A matrix model for valuing anesthesia service with the resource-based relative value system
Authors Sinclair D, Lubarsky D, Vigoda M, Birnbach D, Harris E, Behrens V, Bazan R, Williams S, Arheart K, Candiotti K
Received 31 May 2014
Accepted for publication 23 June 2014
Published 8 October 2014 Volume 2014:7 Pages 449—458
Checked for plagiarism Yes
Review by Single-blind
Peer reviewer comments 2
David R Sinclair,1 David A Lubarsky,1 Michael M Vigoda,1 David J Birnbach,1 Eric A Harris,1 Vicente Behrens,1 Richard E Bazan,1 Steve M Williams,1 Kristopher Arheart,2 Keith A Candiotti1
1Department of Anesthesiology, Perioperative Medicine and Pain Management, 2Department of Public Health Sciences, Division of Biostatistics, University of Miami Miller School of Medicine, Miami, FL, USA
Background: The purpose of this study was to propose a new crosswalk using the resource-based relative value system (RBRVS) that preserves the time unit component of the anesthesia service and disaggregates anesthesia billing into component parts (preoperative evaluation, intraoperative management, and postoperative evaluation). The study was designed as an observational chart and billing data review of current and proposed payments, in the setting of a preoperative holing area, intraoperative suite, and post anesthesia care unit. In total, 1,195 charts of American Society of Anesthesiology (ASA) physical status 1 through 5 patients were reviewed. No direct patient interventions were undertaken.

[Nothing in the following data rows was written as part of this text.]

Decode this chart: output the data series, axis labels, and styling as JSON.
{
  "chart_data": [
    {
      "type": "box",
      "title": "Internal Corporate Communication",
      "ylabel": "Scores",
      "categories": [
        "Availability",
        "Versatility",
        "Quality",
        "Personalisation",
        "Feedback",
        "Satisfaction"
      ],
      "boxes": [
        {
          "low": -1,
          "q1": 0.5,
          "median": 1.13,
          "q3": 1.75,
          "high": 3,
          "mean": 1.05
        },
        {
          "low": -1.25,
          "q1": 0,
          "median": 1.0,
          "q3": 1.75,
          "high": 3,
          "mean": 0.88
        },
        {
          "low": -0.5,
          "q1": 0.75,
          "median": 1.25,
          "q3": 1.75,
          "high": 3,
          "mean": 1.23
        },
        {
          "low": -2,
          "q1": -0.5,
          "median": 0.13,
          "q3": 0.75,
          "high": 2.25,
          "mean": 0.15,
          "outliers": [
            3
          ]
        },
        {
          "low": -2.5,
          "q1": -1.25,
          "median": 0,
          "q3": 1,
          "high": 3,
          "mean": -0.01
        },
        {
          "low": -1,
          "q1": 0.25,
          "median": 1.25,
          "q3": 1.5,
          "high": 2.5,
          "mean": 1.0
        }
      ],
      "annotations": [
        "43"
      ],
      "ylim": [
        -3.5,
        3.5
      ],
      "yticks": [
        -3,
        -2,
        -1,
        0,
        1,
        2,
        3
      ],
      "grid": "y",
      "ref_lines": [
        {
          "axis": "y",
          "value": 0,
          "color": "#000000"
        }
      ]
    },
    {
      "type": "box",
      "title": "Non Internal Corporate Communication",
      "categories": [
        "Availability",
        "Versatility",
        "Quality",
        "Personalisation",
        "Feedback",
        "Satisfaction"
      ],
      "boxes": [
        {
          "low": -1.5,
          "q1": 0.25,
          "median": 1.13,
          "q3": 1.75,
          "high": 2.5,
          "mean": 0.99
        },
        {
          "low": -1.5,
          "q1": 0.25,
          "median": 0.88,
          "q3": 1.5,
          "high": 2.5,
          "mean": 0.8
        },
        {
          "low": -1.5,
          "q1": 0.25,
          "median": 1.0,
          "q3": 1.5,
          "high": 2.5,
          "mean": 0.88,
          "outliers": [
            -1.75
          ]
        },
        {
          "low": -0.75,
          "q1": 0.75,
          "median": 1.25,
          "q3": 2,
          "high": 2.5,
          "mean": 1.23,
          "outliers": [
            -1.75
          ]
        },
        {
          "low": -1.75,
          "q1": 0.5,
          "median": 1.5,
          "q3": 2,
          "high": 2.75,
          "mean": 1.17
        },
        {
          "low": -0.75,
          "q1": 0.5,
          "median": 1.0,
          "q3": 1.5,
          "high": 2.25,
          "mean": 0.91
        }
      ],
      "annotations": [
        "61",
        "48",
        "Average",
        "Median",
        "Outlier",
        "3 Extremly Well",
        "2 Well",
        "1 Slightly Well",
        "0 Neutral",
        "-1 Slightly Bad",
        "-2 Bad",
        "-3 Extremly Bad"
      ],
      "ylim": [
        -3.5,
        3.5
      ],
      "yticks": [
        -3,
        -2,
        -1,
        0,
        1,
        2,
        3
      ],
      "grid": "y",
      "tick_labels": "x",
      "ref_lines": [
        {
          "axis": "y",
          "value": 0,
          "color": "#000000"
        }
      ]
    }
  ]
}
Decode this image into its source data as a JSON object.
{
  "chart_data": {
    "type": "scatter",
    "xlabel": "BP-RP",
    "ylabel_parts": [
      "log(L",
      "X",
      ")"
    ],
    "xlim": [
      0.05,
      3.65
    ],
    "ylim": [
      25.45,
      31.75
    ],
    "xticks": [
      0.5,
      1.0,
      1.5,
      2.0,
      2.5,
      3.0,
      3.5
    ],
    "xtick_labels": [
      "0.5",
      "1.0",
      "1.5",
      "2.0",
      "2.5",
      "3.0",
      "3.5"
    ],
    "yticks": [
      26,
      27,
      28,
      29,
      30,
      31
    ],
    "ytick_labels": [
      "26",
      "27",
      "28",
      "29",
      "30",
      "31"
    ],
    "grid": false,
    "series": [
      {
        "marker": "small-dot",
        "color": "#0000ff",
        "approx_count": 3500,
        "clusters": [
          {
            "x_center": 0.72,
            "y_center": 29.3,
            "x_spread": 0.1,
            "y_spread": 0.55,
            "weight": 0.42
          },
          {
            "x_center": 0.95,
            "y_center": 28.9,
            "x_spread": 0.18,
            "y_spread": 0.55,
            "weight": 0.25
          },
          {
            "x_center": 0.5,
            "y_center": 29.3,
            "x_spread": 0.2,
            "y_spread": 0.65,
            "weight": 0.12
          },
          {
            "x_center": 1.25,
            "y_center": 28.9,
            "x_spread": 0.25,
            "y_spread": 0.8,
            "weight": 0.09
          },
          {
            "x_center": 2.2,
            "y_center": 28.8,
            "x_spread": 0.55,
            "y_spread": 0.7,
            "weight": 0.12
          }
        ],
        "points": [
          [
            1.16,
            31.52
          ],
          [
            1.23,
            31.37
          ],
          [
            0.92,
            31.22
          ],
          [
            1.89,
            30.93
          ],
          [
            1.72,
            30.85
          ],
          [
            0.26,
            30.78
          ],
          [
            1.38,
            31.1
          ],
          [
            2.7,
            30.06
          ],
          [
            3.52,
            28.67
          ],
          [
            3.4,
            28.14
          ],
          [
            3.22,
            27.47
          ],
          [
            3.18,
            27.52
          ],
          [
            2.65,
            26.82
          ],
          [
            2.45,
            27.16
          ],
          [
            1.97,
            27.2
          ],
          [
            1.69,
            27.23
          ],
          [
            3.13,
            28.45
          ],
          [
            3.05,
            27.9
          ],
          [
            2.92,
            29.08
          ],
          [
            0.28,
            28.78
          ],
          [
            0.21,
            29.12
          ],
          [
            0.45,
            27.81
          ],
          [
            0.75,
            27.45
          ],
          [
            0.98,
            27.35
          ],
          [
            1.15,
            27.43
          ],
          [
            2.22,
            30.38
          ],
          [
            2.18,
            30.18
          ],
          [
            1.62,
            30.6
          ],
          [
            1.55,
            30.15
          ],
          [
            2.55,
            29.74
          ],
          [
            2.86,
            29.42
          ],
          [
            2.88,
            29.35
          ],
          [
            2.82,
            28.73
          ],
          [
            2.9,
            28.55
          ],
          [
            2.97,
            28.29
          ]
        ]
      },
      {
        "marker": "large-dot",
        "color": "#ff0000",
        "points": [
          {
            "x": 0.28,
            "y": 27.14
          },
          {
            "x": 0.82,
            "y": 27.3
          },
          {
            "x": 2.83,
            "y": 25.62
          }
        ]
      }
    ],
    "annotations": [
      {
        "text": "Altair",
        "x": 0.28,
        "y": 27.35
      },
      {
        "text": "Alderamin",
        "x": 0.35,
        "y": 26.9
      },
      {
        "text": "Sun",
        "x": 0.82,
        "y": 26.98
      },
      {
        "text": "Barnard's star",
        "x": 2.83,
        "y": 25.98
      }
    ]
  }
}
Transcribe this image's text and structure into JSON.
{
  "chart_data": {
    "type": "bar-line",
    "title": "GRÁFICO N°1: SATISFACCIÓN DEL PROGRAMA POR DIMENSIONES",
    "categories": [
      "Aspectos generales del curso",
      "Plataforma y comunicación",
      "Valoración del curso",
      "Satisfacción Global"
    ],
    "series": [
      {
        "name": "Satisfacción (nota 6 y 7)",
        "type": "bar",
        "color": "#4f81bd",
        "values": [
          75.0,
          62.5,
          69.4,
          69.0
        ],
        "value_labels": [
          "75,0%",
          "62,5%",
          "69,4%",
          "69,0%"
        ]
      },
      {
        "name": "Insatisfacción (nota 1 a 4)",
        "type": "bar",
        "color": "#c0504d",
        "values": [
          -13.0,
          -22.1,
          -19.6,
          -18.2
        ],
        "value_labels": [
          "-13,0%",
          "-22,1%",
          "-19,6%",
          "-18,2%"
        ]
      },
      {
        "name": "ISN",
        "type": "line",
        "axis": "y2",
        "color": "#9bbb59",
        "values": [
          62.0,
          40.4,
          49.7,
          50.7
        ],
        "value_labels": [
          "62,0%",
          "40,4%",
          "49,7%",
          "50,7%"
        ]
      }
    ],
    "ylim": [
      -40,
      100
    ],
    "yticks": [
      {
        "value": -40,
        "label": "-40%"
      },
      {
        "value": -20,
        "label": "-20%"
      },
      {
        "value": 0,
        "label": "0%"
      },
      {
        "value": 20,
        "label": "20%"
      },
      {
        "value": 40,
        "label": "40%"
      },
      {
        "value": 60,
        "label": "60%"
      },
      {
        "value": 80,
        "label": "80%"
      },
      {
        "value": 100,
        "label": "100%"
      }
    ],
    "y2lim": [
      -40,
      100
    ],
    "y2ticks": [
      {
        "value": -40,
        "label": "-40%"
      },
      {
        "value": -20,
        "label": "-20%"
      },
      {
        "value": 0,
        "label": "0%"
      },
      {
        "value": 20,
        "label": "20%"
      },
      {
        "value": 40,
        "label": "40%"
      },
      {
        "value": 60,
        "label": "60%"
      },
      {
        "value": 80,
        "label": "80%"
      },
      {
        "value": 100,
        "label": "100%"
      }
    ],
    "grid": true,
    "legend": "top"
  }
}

Results: Spearman correlations between the proposed RBRVS billing matrix payments and the current ASA relative value guide methodology payments were strong (r=0.94–0.96, P<0.001 for training, test, and overall). The proposed RBRVS-based billing matrix yielded payments that were 3.0%±1.34% less than would have been expected from commercial insurers, using standard rates for commercial ASA relative value units and RBRVS relative value units. Compared with current Medicare reimbursement under the ASA relative value guide, reimbursement would almost double when converting to an RBRVS billing model. The greatest increases in Medicare reimbursement between the current system and proposed billing model occurred as anesthetic management complexity increased.
Conclusion: The new crosswalk correlates with existing evaluation and management and intensive care medicine codes in an essentially revenue neutral manner when applied to the market-based rates of commercial insurers. The new system more highly values delivery of care to more complex patients undergoing more complex surgery and better represents the true value of anesthetic case management.